No findings were identified.

1R19 Post Maintenance Testing

a. Inspection Scope

For the six maintenance activities listed below, the inspectors reviewed the associated post-maintenance testing (PMT) procedures and either witnessed the testing and/or reviewed test records to assess whether: 1) the effect of testing on the plant had been adequately addressed by control room and/or engineering personnel; 2) testing was adequate for the maintenance performed; 3) test acceptance criteria were clear and adequately demonstrated operational readiness consistent with design and licensing basis documents; 4) test instrumentation had current calibrations, range, and accuracy consistent with the application; 5) tests were performed as written with applicable prerequisites satisfied; 6) jumpers installed or leads lifted were properly controlled; 7) test equipment was removed following testing; and, 8) equipment was returned to the status required to perform its safety function. The inspectors verified that these activities were performed in accordance with general test procedure (GTP)-214, Post Maintenance Testing Guideline, Rev. 5, Change B.

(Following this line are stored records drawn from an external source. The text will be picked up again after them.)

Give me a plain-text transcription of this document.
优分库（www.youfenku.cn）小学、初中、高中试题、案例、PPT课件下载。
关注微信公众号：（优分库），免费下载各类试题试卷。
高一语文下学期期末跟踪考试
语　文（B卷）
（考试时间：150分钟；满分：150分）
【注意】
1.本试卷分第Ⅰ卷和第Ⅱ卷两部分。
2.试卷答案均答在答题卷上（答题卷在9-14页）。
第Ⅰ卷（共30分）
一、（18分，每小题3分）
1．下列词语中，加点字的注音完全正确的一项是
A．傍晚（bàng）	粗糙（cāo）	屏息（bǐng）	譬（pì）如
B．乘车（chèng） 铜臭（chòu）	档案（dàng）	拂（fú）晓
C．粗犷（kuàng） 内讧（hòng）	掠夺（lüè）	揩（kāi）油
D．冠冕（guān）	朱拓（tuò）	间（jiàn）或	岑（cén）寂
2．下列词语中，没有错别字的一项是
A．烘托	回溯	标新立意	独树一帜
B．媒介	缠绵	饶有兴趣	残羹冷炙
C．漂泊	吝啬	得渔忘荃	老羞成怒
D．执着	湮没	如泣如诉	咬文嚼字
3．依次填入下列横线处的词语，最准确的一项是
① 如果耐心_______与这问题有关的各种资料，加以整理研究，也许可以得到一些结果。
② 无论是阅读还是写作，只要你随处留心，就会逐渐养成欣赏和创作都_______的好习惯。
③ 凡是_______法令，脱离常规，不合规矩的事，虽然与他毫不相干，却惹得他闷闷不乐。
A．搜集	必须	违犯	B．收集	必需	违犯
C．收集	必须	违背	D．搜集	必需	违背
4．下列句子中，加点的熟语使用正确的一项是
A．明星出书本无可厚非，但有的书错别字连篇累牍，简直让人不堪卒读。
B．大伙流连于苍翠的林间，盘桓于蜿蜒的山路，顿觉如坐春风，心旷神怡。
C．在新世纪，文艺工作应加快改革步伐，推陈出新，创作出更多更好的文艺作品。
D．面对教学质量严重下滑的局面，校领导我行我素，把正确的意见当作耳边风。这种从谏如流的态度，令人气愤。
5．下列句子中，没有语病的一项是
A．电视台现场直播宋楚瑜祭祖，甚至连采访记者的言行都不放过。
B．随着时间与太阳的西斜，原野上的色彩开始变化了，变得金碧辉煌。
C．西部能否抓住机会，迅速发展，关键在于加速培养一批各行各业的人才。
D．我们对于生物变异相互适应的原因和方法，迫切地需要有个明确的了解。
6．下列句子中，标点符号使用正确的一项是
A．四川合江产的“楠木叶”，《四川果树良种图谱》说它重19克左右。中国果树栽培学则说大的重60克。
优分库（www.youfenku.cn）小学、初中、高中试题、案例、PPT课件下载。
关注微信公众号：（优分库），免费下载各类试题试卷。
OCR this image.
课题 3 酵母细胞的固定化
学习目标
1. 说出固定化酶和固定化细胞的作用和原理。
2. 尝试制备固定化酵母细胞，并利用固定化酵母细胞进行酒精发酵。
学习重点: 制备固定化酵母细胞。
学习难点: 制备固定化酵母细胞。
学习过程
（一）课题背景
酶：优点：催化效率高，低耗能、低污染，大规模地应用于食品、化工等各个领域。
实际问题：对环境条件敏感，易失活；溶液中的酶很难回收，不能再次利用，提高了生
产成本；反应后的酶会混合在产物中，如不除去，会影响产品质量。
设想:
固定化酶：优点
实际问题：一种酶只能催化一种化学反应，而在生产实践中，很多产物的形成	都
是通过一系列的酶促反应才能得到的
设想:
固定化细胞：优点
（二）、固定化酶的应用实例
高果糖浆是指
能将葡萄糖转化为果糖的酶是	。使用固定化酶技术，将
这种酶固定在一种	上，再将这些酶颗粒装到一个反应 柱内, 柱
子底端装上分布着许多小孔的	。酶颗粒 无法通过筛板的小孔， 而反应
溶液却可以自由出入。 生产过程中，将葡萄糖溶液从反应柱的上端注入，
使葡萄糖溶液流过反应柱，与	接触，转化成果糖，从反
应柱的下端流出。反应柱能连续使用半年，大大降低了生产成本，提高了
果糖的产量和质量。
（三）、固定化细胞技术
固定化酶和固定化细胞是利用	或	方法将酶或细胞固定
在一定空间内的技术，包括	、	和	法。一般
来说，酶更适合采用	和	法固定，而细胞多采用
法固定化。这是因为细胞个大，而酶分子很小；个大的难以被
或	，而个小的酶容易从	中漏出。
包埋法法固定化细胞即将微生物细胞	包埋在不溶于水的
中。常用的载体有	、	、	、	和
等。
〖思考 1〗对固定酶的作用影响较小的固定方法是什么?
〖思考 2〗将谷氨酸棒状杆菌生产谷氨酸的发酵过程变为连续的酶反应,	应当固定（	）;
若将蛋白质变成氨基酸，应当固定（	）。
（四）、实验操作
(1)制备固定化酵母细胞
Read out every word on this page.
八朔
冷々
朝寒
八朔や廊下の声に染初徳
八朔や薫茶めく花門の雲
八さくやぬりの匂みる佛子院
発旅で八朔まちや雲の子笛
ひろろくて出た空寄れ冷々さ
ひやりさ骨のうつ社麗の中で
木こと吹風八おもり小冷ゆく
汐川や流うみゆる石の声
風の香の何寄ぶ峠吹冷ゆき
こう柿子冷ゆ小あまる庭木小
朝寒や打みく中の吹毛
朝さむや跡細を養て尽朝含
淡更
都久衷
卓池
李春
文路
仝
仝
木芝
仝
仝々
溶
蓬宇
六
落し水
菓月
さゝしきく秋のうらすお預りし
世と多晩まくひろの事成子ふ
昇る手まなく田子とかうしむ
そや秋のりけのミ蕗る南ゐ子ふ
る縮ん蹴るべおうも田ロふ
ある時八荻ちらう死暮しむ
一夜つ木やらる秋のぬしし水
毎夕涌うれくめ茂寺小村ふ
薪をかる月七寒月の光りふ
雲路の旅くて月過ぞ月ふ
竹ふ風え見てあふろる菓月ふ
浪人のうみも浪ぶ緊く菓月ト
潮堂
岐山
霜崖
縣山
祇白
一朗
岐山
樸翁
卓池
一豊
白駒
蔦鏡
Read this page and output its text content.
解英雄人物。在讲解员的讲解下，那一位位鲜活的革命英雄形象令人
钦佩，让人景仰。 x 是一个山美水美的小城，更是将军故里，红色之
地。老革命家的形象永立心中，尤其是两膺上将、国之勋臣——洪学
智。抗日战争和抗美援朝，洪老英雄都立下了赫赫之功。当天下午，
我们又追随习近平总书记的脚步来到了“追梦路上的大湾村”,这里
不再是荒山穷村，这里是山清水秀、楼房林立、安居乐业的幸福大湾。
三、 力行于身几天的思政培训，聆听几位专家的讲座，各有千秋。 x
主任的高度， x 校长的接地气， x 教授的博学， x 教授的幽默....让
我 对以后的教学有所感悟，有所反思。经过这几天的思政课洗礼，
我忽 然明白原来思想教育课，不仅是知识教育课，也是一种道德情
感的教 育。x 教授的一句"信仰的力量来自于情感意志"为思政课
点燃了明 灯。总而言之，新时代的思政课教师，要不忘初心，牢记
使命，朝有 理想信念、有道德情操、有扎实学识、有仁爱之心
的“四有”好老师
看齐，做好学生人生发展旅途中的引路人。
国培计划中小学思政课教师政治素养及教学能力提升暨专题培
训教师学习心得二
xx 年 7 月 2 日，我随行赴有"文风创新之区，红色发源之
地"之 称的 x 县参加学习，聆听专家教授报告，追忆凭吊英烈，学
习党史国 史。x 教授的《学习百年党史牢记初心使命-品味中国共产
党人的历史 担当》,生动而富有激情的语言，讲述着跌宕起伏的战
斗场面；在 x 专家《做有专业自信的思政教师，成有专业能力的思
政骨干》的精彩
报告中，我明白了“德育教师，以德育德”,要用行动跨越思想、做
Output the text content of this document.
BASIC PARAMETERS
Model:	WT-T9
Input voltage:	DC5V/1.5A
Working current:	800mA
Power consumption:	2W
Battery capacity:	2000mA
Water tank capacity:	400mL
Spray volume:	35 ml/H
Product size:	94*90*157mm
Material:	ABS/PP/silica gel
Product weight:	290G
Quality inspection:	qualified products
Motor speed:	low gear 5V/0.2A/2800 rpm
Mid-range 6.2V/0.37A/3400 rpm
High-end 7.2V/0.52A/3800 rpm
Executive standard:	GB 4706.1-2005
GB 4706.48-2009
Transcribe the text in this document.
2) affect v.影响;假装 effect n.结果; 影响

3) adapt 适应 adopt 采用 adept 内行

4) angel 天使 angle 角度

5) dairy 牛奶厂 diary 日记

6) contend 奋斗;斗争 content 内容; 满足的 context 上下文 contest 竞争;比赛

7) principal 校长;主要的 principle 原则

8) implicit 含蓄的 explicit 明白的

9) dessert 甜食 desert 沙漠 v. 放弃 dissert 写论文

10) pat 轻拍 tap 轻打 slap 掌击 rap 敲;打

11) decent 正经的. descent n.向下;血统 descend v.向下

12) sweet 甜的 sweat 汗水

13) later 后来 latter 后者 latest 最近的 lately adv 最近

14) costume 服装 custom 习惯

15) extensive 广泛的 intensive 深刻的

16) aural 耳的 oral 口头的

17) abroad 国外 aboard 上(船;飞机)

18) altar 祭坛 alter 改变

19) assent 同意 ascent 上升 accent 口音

  • WO 1303823-001, motor operated valve actuator testing (MOVAT) test of control rod drive mechanism (CRDM) cooling water inlet containment isolation valve following torque setting adjustment
  • WO 1404764-002/5, Intermittent loading of vital inverter, XIT5903
  • WO 1307878-001, retest for SW system outlet header to B CCW cross connect valve following valve work
  • WO 1307909-001, retest for SW booster pump discharge valve following valve work
  • WO 1402807-001, troubleshoot and repair cause of intermittent fail indications on steam line high range gamma monitor

b. Findings

No findings were identified.

1R20 Refueling Outage and Other Outage Activities

a. Inspection Scope

On April 5, 2014, the unit was shut down to commence refueling outage (RF)-21. The outage was completed on May 31, 2014. The inspectors used inspection procedure (IP)71111.20, Refueling and Outage Activities, to complete the inspections described below.

Documents reviewed are listed in the Attachment.

Prior to and during the outage, the inspectors reviewed the licensees outage risk assessments and controls for the outage schedule to verify that the licensee had appropriately considered risk, industry experience and previous site specific problems, and to confirm that the licensee had mitigation/response strategies for losses of any key safety functions.

In the area of licensee control of outage activities, the inspectors reviewed equipment removed from service to verify that defense-in-depth was maintained in accordance with applicable TS and that configuration changes due to emergent work and unexpected conditions were controlled in accordance with the outage schedule and risk control plan.

The inspectors reviewed selected components which were removed from service to verify that tag outs were properly installed and that associated equipment was appropriately configured to support the function of the clearance.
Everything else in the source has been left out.